Lyric Narrative through Sound and Movement: An Evening with Julie Carr

Taia Kwinter

In an excerpt of prose poetry titled Pity, Pride and Shame, Julie Carr describes the act of a person rubbing his or her eyes, softly stating that with this repeated action, “the person has left the room, has refused, in leaving, to enter any other room.” This image is striking in its full emotional quality and action-based description; it does not use visual signifiers to create the mental scene, yet a potent version is instantly created in the listener’s mind. Carr, who read selections of her work aloud in Wilder on Dec. 3, draws on personal experience to create these evocative scenes.

Before becoming a full-time poet, Carr lived and worked in New York City for a decade as a dancer. There she was one of the co-founders of Improvisation Festival New York — now known as the Movement Research Festival — which she organized for many years before deciding to fully commit her time to writing. Carr’s affinity for movement and connection to bodily gesture is clear in her work; she has a striking ability to elegantly turn movement into narrative and use phrase and sound to create a sense of action and fluidity. When one listens to Carr read aloud, bodily gestures are given emotional and abstract qualities.

Pity, Pride and Shame, a prose project inspired by the first page of Rousseau’s Confessions, from which Carr took language using a mathematical equation of her own creation, was the first selection of work she read aloud on Monday night. In this project she focuses on form through a confessional mode, using excerpts of language from Rousseau and allusions to other romantic poets to have a candid conversation on romanticism and to create an open forum for reflection. She also read from two of her four published books of poetry: Equivocal and 100 Notes on Violence. Before reading from Equivocal, Carr made note that the book was written just after her mother was diagnosed with Alzheimer’s disease, and although her mother was still “present” when she was writing, much of the book deals with this transition. The book consists of a series of inquisitive poems in which Carr’s familial context is both clear and subtle. Many of the vignettes are full of references to animals, knowledge, childhood, aid and burden. Carr often asks the (maternal) audience if she can do something differently or anew, in raw, earthen, fragmented phrases such as “if I held your face like an untroubled day?” The poems are full of hope and helplessness, countless “what if’s?” turned into elegant narratives.

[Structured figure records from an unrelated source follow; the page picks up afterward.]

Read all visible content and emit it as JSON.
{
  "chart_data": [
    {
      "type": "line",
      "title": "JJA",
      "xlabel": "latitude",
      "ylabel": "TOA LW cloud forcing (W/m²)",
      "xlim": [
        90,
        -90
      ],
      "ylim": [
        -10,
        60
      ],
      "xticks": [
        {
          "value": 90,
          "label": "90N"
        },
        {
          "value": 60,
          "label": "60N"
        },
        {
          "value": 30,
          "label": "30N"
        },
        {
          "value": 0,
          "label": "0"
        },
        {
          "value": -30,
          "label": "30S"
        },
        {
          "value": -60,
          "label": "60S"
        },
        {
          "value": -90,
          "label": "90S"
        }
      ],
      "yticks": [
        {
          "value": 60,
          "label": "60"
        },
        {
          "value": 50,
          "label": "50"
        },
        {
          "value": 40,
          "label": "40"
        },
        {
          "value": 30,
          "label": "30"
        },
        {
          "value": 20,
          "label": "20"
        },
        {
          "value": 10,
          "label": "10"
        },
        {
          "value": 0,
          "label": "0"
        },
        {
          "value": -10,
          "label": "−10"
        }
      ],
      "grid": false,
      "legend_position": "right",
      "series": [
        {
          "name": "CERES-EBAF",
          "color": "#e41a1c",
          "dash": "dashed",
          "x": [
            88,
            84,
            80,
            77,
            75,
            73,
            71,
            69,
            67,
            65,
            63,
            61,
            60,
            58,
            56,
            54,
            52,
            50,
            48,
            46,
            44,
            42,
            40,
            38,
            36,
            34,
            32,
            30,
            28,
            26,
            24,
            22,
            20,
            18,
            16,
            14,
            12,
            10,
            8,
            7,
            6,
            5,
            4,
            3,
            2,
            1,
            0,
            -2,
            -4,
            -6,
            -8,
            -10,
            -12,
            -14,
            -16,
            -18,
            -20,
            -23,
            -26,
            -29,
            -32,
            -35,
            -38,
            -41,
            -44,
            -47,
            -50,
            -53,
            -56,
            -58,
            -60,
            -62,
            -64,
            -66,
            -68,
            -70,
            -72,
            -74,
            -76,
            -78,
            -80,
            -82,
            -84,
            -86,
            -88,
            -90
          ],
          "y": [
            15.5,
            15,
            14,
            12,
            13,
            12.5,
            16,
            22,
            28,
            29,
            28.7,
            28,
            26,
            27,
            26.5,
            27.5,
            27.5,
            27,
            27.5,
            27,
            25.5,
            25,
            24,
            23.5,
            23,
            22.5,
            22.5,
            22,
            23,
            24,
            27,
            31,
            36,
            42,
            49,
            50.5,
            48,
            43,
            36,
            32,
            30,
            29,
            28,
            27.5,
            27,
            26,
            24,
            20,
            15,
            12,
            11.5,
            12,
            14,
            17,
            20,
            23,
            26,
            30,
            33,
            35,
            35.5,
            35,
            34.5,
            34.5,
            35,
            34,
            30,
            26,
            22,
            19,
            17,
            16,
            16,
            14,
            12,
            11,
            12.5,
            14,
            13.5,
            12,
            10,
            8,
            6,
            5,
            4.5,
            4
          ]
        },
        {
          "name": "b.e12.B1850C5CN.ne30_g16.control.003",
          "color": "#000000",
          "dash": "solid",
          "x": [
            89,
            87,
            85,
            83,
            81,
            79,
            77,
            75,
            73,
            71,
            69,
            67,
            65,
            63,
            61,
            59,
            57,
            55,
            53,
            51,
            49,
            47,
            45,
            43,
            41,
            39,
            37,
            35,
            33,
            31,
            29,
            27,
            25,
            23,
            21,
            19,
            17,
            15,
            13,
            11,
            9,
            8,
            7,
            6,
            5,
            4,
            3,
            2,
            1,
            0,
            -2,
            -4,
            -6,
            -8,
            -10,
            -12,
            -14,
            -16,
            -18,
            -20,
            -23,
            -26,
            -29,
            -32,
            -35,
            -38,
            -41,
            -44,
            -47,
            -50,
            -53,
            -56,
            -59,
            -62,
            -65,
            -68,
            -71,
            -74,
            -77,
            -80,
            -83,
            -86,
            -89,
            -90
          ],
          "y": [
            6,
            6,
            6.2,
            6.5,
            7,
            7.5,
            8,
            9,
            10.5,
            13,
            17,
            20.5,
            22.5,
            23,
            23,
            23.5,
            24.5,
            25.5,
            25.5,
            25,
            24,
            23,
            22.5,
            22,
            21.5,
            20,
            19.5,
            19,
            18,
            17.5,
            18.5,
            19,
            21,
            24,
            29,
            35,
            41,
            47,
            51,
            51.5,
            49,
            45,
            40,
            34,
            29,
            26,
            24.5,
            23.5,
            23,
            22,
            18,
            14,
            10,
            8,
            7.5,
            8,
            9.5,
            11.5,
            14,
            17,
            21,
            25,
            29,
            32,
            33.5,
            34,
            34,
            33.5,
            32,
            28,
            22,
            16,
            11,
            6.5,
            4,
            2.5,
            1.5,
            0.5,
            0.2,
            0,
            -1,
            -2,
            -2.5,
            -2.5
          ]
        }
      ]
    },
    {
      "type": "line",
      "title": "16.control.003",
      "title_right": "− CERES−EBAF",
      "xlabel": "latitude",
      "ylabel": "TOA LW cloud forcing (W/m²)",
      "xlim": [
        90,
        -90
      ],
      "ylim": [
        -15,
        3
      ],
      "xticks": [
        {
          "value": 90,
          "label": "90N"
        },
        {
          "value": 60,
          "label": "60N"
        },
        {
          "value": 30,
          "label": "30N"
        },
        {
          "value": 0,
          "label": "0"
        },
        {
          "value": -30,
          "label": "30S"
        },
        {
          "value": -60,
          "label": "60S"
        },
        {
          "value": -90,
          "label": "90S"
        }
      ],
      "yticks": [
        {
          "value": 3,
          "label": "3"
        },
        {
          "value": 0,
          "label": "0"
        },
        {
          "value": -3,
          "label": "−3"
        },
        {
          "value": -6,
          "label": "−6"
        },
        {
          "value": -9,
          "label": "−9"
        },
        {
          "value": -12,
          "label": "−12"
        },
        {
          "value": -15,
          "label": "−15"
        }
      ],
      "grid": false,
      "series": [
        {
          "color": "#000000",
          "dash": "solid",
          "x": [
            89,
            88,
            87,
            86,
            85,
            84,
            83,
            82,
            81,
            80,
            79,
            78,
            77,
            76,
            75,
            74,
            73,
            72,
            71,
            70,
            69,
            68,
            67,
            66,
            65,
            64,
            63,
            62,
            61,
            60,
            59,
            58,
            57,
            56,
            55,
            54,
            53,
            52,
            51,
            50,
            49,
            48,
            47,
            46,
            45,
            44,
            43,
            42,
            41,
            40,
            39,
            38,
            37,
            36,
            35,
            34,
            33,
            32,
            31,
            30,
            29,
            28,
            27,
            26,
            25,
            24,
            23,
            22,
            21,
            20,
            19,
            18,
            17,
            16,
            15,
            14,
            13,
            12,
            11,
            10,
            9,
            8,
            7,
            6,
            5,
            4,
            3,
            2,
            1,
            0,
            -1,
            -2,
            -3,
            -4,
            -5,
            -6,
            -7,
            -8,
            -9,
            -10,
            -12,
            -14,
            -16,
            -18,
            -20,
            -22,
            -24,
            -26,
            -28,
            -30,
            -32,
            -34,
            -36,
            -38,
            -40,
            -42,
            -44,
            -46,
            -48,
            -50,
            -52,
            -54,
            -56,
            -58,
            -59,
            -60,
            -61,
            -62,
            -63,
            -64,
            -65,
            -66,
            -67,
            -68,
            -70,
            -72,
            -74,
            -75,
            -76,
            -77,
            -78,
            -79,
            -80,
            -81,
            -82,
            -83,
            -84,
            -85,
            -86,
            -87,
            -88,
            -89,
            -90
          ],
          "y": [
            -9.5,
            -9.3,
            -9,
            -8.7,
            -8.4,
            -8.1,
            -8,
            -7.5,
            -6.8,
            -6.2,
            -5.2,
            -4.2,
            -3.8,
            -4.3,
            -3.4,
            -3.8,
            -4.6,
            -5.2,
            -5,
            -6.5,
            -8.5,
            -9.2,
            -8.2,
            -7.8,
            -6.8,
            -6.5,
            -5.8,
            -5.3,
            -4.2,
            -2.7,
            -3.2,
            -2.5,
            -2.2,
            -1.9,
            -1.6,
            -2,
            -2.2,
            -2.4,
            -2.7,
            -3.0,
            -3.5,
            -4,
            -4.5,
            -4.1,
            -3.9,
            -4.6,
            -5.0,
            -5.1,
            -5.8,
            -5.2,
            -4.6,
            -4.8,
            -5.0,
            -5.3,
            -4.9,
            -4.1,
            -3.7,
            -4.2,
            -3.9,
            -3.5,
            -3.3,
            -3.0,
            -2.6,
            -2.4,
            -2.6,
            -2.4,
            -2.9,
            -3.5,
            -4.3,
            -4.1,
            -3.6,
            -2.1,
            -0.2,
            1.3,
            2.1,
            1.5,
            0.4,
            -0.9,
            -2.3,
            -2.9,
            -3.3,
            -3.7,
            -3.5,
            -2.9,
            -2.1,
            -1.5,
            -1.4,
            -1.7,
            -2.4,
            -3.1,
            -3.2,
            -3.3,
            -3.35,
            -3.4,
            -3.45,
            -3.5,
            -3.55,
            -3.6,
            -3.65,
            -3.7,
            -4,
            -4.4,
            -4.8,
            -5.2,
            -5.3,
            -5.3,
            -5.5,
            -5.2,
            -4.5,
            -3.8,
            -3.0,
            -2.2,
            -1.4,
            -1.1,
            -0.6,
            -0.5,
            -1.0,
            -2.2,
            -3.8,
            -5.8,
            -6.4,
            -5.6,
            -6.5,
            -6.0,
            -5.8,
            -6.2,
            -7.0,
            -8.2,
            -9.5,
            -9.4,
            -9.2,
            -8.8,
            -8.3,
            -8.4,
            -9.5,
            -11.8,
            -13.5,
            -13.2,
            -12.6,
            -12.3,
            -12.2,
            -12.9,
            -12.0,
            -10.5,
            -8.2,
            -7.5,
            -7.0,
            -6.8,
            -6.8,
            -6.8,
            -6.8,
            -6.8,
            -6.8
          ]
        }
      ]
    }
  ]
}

100 Notes on Violence focuses on research into local intimate and domestic violence in the American West, which Carr began after moving from California to Colorado, where she felt somewhat displaced in her new suburban environment. Although she did a great deal of research on this topic, comparing it to the street and urban violence of larger cities, most of the poems exist more as personal reactions to the research rather than official accounts.

In addition to her writing, Julie Carr teaches at the University of Colorado at Boulder and runs a small press, gallery and performance space in Denver with her husband. The press, called Counterpath, publishes six books of poetry, fiction, non-fiction and translation each year. When asked about her involvement with the press and how it interacts with her own writing, Carr explained that “being an artist is never just about making your art.” Many artists are gripped with anxiety, an anxiety that can kill their work, but when you become involved in something larger and put a big thing in the way of your own work, the weight of the ego falls away. Carr ended the evening with the suggestion that this larger involvement, the creation of community and work that both further one’s own art form while specifically helping other artists create the ultimate environment for inspiration and support.